The 2.5 hour approach limits crowds. Another Canadian thing - you are required to hike in 4s !!! if not you get fined, all because of the browny creatures - BEARS. Everyone here hikes with a 'bear spray', Canadian version of the thief gas that works as well on humans as on bears...
There are two lines to get to the summit, a trad 5.8 and a sport 10d. We started on the sport line, planning to do the trad line afterwards. But with only 4 pitches the Sentinel got the best out of us and the good intentions for the trad line stayed that, intentions.
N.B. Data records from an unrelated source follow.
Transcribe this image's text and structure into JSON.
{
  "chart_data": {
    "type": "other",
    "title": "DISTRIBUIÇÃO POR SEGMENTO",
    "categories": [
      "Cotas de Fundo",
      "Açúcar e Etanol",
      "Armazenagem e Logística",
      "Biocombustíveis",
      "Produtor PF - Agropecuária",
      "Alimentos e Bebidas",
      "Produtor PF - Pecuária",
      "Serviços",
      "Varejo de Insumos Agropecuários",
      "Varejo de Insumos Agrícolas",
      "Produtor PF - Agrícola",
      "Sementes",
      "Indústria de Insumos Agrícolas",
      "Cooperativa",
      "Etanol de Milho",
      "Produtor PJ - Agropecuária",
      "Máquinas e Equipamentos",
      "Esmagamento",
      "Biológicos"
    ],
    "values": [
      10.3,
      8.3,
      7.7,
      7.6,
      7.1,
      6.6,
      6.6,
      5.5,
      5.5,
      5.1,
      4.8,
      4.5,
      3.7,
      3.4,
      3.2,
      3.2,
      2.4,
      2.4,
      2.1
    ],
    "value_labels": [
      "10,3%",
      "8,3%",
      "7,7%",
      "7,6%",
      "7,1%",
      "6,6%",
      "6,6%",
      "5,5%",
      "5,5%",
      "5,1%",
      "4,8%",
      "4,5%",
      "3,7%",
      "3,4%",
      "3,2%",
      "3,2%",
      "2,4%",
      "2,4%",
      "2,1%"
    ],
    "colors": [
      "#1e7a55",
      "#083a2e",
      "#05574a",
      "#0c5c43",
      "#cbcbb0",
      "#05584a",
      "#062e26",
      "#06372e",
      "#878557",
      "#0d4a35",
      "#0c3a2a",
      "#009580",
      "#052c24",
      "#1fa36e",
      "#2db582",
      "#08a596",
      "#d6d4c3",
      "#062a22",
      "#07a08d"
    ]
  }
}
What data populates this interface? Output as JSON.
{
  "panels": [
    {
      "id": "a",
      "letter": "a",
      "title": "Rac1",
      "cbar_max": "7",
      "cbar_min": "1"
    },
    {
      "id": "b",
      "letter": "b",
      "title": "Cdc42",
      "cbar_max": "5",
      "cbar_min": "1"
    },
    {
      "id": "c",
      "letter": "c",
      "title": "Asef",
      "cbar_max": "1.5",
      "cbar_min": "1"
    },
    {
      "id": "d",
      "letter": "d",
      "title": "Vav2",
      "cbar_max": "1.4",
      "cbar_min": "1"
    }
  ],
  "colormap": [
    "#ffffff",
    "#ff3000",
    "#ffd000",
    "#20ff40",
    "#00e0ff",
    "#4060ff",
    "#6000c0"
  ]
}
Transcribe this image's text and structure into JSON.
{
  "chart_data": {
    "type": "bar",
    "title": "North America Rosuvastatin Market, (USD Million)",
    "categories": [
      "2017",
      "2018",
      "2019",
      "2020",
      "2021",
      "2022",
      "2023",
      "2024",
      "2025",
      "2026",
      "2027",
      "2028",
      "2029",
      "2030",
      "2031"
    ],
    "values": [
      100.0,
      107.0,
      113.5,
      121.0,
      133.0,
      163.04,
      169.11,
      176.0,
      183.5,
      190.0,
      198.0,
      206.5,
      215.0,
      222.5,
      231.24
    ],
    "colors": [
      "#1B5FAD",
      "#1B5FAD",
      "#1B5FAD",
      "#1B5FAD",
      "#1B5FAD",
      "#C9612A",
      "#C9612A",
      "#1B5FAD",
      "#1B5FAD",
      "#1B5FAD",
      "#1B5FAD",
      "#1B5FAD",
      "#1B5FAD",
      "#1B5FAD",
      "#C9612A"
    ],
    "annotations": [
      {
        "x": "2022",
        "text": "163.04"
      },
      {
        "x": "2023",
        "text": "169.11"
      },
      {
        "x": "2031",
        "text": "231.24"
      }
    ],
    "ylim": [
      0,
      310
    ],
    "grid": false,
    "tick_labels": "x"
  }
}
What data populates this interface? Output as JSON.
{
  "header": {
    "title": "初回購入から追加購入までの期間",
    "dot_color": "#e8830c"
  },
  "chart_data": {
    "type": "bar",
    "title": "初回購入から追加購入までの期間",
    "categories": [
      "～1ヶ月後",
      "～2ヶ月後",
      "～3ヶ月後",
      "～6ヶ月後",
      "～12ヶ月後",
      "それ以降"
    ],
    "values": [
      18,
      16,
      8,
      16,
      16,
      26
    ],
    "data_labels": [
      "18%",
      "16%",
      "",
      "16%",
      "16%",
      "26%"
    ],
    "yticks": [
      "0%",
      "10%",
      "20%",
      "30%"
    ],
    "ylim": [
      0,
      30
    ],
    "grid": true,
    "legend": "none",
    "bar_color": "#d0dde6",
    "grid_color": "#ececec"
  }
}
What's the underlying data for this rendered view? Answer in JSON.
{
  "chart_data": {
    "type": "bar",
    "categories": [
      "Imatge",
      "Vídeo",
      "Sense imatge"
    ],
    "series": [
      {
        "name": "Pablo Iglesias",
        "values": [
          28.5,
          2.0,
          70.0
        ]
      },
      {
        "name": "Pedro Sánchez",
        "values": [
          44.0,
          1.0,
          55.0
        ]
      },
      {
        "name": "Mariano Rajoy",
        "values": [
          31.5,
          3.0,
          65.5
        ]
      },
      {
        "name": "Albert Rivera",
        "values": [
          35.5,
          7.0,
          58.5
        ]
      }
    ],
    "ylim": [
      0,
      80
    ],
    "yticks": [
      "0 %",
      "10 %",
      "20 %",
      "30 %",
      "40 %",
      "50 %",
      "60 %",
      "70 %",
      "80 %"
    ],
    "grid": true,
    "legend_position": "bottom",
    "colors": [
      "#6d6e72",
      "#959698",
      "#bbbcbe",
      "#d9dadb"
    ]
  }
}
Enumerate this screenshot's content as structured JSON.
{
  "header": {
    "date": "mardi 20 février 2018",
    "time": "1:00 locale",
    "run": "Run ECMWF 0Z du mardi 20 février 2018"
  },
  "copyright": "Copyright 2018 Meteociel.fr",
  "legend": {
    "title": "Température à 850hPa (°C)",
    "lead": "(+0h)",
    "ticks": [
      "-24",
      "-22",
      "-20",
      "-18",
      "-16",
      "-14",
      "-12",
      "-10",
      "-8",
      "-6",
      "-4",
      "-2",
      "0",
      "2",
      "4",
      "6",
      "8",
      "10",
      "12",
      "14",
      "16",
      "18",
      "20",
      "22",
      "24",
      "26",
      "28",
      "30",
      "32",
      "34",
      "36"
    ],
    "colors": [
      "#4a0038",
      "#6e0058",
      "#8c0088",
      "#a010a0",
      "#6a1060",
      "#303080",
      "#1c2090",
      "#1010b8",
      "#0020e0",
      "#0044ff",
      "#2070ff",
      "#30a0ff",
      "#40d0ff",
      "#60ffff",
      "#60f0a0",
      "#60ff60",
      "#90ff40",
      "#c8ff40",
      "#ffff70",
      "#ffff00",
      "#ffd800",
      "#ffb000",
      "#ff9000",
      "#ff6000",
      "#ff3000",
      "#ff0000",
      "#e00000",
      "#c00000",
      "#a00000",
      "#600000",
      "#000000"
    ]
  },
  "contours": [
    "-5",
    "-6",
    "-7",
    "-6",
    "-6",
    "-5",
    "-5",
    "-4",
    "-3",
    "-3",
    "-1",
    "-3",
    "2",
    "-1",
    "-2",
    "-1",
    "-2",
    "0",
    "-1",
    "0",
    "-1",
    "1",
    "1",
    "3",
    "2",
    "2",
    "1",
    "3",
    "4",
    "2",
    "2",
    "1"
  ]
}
We watched two girls from the coast do both climbs though - kudos to the strong!
The Cardiac arête is deservedly named, and definitely a climb worth the hike-in. Sustained, crazy exposure from the first pitch on, mind-boggling 2nd pitch. The top is the biggest surprise - it's just big enough for two, and feels like it's all going to fall off in a matter of minutes - a big rock pile on top of a 100m spire. FUN!!!
Here is Micah following the second pitch with Sentinel’s shadow on the left, and afterwards me on the top of the rock pile - and the top of the world, as far as we were concerned that day.
And this is the wonderful wonderful view of the Moraine lake, part of the approach pleasures.